Going forward, there is a strong imperative to consider what the growing patient-driven demand for access to experimental and unproven medical interventions means for health system governance and regulation in Canada, and what an effective, consistent and coordinated approach to regulation might look like. The fast-moving nature of these fields may benefit from anticipatory governance strategies (Quay 2010; Barben et al. 2008), taking into account the value of a principled and responsive approach that is proportional, guided by evidence, clear and consistent (Ogbogu et al. 2018b). Notwithstanding the numerous limitations associated with efforts to predict where medical innovations are headed, some form of legal foresighting may prove useful in efforts to support law’s relevance and role in shaping science and innovation (Laurie et al. 2012).
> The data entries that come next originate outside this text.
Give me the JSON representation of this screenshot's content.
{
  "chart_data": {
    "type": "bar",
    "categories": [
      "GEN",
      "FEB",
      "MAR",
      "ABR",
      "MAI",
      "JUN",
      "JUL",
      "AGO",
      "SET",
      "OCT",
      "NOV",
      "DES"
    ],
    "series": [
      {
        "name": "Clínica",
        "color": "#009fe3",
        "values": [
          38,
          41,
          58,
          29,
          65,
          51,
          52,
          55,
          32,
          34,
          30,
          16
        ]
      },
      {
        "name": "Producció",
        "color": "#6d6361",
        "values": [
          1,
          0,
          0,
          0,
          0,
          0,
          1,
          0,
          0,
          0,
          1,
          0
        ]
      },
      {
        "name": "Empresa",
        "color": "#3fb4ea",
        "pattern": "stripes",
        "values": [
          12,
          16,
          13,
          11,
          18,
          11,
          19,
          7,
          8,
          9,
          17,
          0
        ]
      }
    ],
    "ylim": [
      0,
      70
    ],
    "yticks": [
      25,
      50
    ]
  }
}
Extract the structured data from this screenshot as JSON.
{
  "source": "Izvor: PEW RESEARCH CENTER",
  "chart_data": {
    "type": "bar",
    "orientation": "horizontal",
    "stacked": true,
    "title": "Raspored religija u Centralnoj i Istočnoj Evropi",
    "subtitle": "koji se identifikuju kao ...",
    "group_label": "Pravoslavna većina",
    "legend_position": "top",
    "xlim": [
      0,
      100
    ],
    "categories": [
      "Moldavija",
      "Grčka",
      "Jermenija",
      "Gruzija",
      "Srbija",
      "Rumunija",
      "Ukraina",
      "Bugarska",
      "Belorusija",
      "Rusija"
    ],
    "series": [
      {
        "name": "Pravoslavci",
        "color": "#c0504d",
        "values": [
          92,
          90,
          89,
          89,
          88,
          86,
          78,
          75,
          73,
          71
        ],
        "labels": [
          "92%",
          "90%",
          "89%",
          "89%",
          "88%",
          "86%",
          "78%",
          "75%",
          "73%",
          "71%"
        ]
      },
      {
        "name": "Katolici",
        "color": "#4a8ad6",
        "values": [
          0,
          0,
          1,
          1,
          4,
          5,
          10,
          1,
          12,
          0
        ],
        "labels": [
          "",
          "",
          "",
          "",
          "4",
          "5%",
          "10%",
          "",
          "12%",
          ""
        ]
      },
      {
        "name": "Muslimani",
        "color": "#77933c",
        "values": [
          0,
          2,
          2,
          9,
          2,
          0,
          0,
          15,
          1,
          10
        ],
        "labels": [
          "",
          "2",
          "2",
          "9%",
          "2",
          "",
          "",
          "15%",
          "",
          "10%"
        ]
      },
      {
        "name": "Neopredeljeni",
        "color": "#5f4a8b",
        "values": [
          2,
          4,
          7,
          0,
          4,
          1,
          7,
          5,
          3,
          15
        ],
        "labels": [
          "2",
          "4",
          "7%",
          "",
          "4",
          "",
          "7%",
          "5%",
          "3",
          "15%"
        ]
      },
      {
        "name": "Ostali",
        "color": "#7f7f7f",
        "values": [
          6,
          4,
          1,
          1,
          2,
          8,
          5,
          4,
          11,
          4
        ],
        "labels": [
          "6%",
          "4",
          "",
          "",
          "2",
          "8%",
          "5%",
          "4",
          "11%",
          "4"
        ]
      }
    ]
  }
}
In addition to understanding biomedical science and its potential, other important areas of inquiry will need to include the roles and influence of evidence (in different forms), scientific and clinical imperatives and of public pressure on policy decisions. The appropriate role of regulation in managing risks as well as scientific and clinical uncertainty in fast moving fields of biomedicine is a closely related issue that also bears focused consideration. It is important to stress that law is but one tool in a broader governance framework. Indeed, we sometimes hear competing allegations that law is failing to keep pace with scientific advancements, or that it is leaping ahead of science and imposing unnecessary or ill-fitting restrictions on its development. Establishing an appropriate balance between these two extremes can be a difficult challenge, particularly given the different and sometimes competing objectives that inform the policy making process including, but not limited to, protection of the public, promotion of various agendas – political, moral, religious, economic – and the desire to encourage innovation in science and health technology.

These challenges underscore the importance of scientists and policy makers working together, and of exploring how key stakeholders – including the public – can have a meaningful voice in the policy process. They further highlight the value of both hard and soft regulatory strategies (Harmon et al. 2013) and of arriving at governance strategies that facilitate deliberate coordination between them. This agenda is far from simple, but is important to the larger goal of facilitating biomedical innovation while managing and mitigating its risks in a manner suited to the Canadian context.